Postby Lomax on February 15th, 2017, 4:05 pm 

In his funny and astute critique of the round table of mental masturbation, Mensa, Christopher Hitchens writes:

Christopher Hitchens wrote:Perhaps as a result of this kind of insecurity, Mensa gatherings are noted for two recurrent themes—the making of puns and the forming of viciously opposed factions. Mensa members “love puns,” said Gabriel Werba, a former director of development for Mensa America, “and I happen to believe the worse a pun the better it is. Outside of Mensa you don’t have that appreciation.”

Puns are the lowest form of verbal facility.


Similarly on his "Guide to the Arts" podcast with Stephen Merchant and Karl Pilkington, Ricky Gervais said of Shakespeare:

Ricky Gervais wrote:Some say maybe the greatest literary genius in history.

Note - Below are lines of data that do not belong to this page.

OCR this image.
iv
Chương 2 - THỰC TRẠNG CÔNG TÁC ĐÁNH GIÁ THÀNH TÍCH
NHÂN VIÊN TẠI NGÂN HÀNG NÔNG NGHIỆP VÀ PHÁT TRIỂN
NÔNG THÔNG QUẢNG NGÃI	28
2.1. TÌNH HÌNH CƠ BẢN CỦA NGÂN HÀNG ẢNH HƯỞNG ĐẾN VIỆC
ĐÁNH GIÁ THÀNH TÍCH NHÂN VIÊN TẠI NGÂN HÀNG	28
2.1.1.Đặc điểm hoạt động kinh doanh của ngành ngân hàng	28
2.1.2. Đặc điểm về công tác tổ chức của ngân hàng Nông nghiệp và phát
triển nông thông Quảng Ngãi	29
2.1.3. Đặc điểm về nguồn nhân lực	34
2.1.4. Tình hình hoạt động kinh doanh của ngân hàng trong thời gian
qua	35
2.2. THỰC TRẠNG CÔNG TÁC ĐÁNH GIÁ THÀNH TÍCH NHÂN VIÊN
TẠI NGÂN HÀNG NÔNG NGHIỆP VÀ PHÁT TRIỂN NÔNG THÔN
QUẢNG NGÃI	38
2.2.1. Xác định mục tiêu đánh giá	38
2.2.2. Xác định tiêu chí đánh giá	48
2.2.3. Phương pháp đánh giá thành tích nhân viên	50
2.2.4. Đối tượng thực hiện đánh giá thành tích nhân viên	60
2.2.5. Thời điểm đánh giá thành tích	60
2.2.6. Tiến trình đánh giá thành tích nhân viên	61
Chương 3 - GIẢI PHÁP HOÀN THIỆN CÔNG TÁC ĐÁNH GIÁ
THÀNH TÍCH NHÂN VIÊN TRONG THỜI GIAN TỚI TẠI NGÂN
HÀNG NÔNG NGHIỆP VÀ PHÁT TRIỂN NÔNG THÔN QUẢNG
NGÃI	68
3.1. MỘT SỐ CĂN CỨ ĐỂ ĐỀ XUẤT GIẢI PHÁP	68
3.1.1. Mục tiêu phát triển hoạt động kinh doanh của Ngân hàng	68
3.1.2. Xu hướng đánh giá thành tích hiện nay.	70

I'm not a fan. And I'll tell you why I'm not a fan. One reason and one reason only. Nothing to do with the structure, his themes...fantastic. The pun. Oh, I can't stand the pun.

...

I suppose it's the people that have taken on the pun. It just reminds me of a bloke with a beard and a pipe at a party doing puns. You know. And it's things like, in Shakespeare, like "I'll take their maidenheads" and you have to look at your Brodie's Notes to go "okay, cut off their heads and take their virginity. Oh, brilliant". You can't explain a joke in retrospect, you don't laugh if it's then explained to you.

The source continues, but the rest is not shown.